By Dan Gross
Pianist-composer Bill Dobbins has been an esteemed member of Eastman’s jazz faculty twice: from 1973 to 1994, and again from 2002 to the present. He is now Professor of Jazz Studies and Contemporary Media, as well as conductor of the Eastman Jazz Ensemble and Eastman Studio Orchestra. His Eastman career has spanned virtually the entire history of jazz at the school, and he worked alongside such revered figures as Rayburn Wright, Fred Sturm, Chuck Mangione, and others.
On May 3, 2017, he celebrated his 70th birthday with a solo recital in Hatch Hall. Shortly afterwards, we caught up with Bill Dobbins in a wide-ranging chat about his life, jazz at Eastman, and jazz in general. This is Part I of our interview.
You started here in 1973. What were the early days of the Eastman Jazz Department like, and what was your role here?
A lot of things were started in the ‘60s by Chuck Mangione, who already had a big band and a course in improvisation here. Then, around 1970, Chuck did a concert with the Rochester Philharmonic Orchestra that featured his music arranged for orchestra, with some singers and well-known musicians from this area involved. The LP was released by Mercury Records [Friends and Love, 1970], so Chuck decided to leave his instructor position he had here, and try to make it, which he did.
When Ray Wright [who started teaching at Eastman in 1970] had this idea of starting a master’s degree program, I ended up getting hired for this new master’s degree program. Ray would cover the writing curriculum, but he needed someone to work with the small groups and work with the second band, and to cover the jazz history, harmony, and improvisation courses. That’s what I was hired to do in 1973.
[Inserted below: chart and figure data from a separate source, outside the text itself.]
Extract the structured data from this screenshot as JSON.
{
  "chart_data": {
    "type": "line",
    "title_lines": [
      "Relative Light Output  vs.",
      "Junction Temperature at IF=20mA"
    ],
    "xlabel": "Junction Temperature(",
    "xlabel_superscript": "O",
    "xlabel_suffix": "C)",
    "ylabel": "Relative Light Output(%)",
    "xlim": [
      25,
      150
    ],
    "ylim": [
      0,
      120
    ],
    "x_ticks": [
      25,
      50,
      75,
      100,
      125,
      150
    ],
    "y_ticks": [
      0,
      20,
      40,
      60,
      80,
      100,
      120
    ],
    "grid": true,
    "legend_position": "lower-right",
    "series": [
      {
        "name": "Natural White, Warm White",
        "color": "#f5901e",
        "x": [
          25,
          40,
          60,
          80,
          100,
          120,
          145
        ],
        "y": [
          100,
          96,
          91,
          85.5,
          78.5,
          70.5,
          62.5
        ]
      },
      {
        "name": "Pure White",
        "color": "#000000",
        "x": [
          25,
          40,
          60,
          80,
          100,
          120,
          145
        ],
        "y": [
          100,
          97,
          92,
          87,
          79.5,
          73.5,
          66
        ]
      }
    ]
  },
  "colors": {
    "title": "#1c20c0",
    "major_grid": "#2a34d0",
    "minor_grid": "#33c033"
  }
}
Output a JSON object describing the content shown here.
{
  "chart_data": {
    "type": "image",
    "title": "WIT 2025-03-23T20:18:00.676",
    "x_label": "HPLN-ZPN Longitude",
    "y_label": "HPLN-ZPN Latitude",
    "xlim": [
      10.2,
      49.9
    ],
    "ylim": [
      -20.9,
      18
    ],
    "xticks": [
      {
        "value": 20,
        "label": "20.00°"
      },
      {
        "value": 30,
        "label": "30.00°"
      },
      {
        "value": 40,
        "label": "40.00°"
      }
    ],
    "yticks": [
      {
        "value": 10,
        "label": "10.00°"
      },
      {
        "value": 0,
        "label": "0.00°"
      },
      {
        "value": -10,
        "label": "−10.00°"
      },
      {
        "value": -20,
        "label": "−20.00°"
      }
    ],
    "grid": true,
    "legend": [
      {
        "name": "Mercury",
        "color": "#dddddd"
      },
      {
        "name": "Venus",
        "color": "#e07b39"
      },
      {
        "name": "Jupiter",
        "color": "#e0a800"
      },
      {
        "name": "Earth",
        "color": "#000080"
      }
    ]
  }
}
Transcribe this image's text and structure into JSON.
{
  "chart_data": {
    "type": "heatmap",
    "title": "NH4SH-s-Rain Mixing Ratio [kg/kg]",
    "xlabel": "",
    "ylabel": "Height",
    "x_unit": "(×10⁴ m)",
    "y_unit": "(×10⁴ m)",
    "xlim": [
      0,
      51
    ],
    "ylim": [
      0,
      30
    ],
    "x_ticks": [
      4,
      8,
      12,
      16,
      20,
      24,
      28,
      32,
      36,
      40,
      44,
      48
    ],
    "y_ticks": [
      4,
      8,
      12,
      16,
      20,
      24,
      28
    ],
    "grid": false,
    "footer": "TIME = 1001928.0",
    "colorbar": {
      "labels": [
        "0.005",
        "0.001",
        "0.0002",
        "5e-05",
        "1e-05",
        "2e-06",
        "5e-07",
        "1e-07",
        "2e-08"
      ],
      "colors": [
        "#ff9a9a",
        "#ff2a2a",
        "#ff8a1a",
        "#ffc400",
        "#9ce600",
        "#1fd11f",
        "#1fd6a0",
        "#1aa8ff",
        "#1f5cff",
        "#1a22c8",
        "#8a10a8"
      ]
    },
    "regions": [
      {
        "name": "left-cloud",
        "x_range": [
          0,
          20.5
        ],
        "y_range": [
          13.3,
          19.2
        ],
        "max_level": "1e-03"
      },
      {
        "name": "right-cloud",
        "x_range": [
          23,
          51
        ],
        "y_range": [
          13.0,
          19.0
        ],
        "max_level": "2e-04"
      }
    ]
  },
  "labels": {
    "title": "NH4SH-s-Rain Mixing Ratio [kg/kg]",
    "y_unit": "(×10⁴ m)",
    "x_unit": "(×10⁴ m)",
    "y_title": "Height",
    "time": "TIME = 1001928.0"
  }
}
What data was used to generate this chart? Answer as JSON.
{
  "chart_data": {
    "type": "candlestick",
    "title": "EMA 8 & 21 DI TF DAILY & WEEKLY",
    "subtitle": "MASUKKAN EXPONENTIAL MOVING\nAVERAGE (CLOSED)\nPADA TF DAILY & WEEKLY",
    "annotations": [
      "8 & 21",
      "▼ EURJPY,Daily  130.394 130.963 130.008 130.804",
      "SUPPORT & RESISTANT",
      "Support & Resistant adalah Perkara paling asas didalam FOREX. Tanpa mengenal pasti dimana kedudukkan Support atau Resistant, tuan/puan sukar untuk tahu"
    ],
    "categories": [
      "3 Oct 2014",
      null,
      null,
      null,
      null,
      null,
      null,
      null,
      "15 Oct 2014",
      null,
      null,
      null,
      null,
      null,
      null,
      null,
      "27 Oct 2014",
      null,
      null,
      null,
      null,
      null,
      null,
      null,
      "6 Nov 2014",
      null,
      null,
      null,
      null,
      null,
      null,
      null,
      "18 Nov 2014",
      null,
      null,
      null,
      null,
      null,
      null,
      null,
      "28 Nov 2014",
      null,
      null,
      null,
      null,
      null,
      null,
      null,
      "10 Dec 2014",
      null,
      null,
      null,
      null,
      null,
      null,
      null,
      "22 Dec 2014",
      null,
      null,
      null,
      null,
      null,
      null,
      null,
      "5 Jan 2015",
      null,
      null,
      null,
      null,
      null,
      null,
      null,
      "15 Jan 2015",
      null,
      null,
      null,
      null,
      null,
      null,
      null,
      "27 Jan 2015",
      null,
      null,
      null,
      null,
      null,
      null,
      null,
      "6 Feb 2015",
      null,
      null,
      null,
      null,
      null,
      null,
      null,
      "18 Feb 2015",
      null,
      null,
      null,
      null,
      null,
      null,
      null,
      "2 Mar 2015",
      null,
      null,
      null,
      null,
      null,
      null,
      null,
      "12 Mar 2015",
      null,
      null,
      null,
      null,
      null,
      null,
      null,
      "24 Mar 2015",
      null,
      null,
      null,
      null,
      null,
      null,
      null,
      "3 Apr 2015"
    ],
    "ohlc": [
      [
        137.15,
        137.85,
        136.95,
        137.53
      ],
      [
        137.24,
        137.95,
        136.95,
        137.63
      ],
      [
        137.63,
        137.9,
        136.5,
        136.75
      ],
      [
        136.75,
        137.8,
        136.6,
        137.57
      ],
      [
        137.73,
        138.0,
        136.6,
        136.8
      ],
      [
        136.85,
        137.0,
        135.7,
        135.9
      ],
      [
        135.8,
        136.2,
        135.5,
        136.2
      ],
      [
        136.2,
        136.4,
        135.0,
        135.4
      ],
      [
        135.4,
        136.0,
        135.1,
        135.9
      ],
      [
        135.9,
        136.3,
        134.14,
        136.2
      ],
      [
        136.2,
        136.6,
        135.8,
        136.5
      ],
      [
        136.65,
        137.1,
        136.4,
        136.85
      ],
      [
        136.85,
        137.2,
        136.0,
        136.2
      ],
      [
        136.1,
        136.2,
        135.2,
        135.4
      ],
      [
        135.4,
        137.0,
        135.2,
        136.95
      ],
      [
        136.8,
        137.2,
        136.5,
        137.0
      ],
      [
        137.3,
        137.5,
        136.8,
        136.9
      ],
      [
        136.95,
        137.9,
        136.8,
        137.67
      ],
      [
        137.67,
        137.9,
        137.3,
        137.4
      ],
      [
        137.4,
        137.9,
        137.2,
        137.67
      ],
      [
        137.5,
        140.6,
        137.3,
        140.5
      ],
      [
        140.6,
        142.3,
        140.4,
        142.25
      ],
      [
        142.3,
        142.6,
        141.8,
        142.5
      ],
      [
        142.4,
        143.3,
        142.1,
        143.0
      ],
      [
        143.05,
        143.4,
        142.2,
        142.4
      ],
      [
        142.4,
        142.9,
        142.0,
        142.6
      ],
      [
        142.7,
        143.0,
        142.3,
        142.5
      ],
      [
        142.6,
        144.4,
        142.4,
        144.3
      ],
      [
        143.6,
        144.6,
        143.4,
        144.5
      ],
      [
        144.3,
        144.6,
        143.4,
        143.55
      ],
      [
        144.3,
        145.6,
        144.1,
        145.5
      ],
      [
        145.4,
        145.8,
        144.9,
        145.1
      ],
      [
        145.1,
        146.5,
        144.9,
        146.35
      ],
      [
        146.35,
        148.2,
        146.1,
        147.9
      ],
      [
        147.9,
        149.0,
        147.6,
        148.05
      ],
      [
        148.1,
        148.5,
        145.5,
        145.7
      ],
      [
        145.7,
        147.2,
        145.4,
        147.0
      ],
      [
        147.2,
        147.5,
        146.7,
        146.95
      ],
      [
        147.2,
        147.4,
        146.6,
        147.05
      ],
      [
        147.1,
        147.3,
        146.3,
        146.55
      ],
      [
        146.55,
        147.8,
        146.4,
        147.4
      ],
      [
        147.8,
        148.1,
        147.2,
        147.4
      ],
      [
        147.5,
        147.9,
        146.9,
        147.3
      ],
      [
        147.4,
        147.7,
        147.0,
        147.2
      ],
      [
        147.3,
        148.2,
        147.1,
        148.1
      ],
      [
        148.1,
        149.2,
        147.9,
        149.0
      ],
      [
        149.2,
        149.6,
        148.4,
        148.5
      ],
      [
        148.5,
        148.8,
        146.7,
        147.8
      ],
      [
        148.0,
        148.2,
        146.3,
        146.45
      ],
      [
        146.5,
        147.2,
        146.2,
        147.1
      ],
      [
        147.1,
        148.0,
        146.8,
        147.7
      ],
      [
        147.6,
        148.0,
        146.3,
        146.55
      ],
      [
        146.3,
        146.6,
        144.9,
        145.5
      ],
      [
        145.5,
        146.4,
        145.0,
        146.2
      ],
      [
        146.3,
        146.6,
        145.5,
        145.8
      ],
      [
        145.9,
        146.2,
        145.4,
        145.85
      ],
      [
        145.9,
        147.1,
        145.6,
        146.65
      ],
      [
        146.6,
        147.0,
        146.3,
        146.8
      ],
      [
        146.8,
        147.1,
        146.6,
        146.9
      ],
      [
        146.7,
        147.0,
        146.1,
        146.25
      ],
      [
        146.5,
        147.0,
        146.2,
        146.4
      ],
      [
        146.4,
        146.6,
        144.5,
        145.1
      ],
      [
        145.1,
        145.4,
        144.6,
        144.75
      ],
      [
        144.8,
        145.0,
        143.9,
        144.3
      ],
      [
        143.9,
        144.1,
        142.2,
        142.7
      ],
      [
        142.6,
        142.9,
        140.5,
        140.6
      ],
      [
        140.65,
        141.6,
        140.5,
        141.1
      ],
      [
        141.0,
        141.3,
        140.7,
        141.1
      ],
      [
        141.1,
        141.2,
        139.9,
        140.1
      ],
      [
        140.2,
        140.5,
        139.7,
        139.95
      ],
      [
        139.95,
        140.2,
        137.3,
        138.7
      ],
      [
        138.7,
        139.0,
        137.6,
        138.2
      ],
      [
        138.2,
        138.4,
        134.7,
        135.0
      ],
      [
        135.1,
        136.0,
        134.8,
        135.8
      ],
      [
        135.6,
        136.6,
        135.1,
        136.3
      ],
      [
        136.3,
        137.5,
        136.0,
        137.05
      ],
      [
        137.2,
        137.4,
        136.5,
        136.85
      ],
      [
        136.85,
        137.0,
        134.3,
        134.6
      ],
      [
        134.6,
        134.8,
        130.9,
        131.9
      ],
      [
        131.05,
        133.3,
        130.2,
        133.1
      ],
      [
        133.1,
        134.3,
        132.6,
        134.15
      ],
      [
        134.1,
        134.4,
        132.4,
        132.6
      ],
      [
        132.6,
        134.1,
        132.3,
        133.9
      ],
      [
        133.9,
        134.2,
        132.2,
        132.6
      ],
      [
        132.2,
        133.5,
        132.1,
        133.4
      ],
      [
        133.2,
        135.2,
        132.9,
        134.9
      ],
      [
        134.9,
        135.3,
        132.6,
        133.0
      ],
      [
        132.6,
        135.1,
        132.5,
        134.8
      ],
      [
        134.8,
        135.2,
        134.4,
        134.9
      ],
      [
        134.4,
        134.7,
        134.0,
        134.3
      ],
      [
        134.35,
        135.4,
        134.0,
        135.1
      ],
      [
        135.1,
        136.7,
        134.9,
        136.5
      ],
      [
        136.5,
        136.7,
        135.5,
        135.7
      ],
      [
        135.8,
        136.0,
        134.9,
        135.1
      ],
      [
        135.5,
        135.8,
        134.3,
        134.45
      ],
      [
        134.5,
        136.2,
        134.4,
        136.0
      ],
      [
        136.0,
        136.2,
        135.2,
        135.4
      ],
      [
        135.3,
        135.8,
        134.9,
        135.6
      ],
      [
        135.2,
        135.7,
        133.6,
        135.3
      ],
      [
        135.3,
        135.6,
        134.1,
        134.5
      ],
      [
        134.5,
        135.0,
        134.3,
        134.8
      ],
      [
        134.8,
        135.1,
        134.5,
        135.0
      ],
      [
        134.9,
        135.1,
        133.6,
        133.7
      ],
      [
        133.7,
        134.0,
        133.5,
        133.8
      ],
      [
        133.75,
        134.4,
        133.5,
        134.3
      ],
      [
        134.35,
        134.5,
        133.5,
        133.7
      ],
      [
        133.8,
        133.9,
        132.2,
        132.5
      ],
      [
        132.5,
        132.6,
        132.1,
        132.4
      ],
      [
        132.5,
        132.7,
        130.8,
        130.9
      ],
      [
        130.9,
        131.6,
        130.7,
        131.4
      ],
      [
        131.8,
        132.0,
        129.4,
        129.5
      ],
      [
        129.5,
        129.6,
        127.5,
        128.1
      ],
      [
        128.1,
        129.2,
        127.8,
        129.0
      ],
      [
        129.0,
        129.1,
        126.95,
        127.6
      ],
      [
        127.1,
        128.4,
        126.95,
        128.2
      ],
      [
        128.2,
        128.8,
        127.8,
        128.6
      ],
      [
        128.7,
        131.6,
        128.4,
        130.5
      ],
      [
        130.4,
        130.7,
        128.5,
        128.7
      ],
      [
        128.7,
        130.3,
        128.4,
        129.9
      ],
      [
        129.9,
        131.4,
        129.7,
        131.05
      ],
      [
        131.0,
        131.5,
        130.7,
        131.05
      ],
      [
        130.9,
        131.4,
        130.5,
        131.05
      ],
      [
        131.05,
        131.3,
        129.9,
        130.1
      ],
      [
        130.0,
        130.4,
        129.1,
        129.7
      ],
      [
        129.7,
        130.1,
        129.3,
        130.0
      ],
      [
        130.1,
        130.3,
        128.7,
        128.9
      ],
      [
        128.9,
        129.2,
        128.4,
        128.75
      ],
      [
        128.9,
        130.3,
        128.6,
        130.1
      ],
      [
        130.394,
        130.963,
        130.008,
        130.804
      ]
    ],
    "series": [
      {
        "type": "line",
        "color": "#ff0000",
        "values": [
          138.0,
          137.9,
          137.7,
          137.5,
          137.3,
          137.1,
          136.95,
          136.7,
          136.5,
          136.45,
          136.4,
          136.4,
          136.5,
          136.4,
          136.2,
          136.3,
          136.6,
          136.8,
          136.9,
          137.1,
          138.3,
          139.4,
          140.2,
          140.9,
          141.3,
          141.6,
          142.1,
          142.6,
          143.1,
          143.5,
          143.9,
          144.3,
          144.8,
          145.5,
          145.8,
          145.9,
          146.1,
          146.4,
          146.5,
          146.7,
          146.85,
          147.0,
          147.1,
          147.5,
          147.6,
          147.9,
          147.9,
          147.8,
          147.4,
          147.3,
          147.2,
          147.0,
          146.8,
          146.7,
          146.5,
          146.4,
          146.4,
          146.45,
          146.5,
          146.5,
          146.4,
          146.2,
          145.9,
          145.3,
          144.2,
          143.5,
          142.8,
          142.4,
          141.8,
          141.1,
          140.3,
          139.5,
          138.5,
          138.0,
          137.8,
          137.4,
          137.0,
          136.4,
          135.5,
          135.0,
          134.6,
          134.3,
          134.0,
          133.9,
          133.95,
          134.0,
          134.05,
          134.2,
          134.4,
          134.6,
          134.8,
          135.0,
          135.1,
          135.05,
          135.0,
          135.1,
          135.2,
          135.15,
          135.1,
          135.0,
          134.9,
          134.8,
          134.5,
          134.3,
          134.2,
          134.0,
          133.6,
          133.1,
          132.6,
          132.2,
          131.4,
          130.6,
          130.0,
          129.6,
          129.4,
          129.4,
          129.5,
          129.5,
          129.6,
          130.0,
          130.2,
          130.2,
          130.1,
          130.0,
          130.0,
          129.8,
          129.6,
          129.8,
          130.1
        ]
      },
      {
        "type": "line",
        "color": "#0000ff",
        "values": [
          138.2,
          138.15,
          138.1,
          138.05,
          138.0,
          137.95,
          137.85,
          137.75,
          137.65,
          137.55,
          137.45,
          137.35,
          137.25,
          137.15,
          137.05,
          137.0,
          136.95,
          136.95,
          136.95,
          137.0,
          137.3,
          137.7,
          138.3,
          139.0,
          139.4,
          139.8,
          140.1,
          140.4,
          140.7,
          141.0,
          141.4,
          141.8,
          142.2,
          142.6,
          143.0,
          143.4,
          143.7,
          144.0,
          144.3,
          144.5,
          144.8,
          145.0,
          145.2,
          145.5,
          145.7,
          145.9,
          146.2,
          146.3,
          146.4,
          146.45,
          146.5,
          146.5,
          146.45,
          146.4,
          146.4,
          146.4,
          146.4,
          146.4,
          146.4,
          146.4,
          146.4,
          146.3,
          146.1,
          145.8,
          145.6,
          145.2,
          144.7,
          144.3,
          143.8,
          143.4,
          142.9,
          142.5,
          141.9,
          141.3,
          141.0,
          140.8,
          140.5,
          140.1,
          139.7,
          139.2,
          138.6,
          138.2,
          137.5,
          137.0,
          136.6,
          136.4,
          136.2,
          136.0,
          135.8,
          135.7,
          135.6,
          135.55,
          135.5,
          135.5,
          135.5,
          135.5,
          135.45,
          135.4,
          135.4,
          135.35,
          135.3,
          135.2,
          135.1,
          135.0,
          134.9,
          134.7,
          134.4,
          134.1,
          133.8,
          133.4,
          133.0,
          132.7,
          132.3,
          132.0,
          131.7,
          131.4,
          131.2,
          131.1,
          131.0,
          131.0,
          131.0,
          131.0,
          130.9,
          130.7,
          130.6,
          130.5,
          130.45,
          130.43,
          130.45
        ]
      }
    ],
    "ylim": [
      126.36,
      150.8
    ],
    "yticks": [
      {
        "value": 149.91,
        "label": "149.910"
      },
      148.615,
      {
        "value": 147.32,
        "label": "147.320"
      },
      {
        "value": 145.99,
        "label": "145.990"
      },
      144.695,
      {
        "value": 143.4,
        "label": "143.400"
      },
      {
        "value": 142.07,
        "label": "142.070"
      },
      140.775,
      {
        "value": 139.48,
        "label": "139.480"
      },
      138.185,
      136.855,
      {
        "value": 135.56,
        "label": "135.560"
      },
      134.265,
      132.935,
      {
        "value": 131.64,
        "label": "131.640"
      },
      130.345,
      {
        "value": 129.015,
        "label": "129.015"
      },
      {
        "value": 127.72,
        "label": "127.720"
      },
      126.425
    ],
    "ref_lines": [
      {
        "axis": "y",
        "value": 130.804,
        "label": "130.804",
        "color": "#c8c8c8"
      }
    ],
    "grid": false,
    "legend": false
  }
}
Tell us more about Ray Wright and the famous summer Arranger’s Holidays.
Ray Wright was in the Glenn Miller Orchestra after Glenn Miller died; he was in the trombone section and did a lot of arranging for them, and when he got off the road, he settled in New York. He ended up as a staff arranger for Radio City Music Hall, working his way up to chief arranger and director of the orchestra.
Don Hunsberger [professor emeritus and former director of the Eastman Wind Ensemble; a friend of Ray Wright’s]– and maybe some other people as well – eventually talked Ray into beginning these “Arranger’s Holiday” programs, coming up during the summer with Manny Albam. I’m not sure when Ray and Manny got to know each other, but Manny was really one of the important big band arrangers; he wrote for dozens of bands that all the major labels were recording in the ‘50s and ‘60s, and for a lot of the famous road bands, including Buddy Rich and Woody Herman.
Ray and Manny were really good friends, and they started coming up in the late ‘50s, and I think their first Arranger’s Holiday guest was an African drummer named Babatunde Olatunji. They had guest artists every summer, and they ranged from singers like Carmen McRae and Sarah Vaughan to instrumentalists like Dave Brubeck, Duke Ellington, Hank Jones, Bob Brookmeyer, Phil Woods, J.J. Johnson… all the big names.
During the three weeks of the Arranger’s Holiday, in the morning students would have class sessions with Ray and Manny, and in the afternoon they would meet in Eastman Theatre with a professional big band, a small studio orchestra or a large studio orchestra, a film scoring group, a jazz ensemble (which was mostly current Eastman students and a few alums). And all of the members of the studio orchestra, the strings and percussionists mostly, were members of the Rochester Philharmonic.
The purpose of these sessions was for the ensembles to read the music that students were writing in the classes. Then at the end of the third week, they put on a concert. The first half was stuff students had written, and the second half featured the guest artist.
[In the late 1950’s, Eastman invited Wright to start a summer workshop for arrangers — the first time a jazz class had ever been officially offered at the School. The summertime Arranger’s Workshops became eagerly anticipated annual events, eventually growing into Arranger’s Holidays. By the late ‘60s and early 70’s, their popular closing concerts featured big-name performers like Duke Ellington, Dave Brubeck, Carmen McRae, Mel Tormé, and Marian McPartland. With Wright’s unprecedented emphasis on providing students with writing and arranging experience, Eastman became the place for bandleaders, artists, and television and film producers to contact for fresh material.]
When Ray had this idea of starting a master’s degree program, I ended up getting hired for this new master’s degree program. Ray Wright would cover the writing curriculum, but he needed someone to work with the small groups and work with the second band, and to cover the jazz history, harmony, and improvisation courses. That’s what I was hired to do in 1973.
By the summer of 1989, when Ray was diagnosed with brain cancer [he died in 1990], he realized that he wasn’t able to do the Arranger’s Holiday the following year. We tried to keep it going with Bill Holman and Manny, but even before Ray became ill, enrollment had dropped. There were already a number of comparative programs that weren’t as long or as expensive, so unfortunately we shut it down. It was an expensive proposition to have a group like that on stage for three hours, for maybe twelve of those fifteen days, to read this new music. It was a totally unique thing; I don’t know anything that ever existed quite on that level.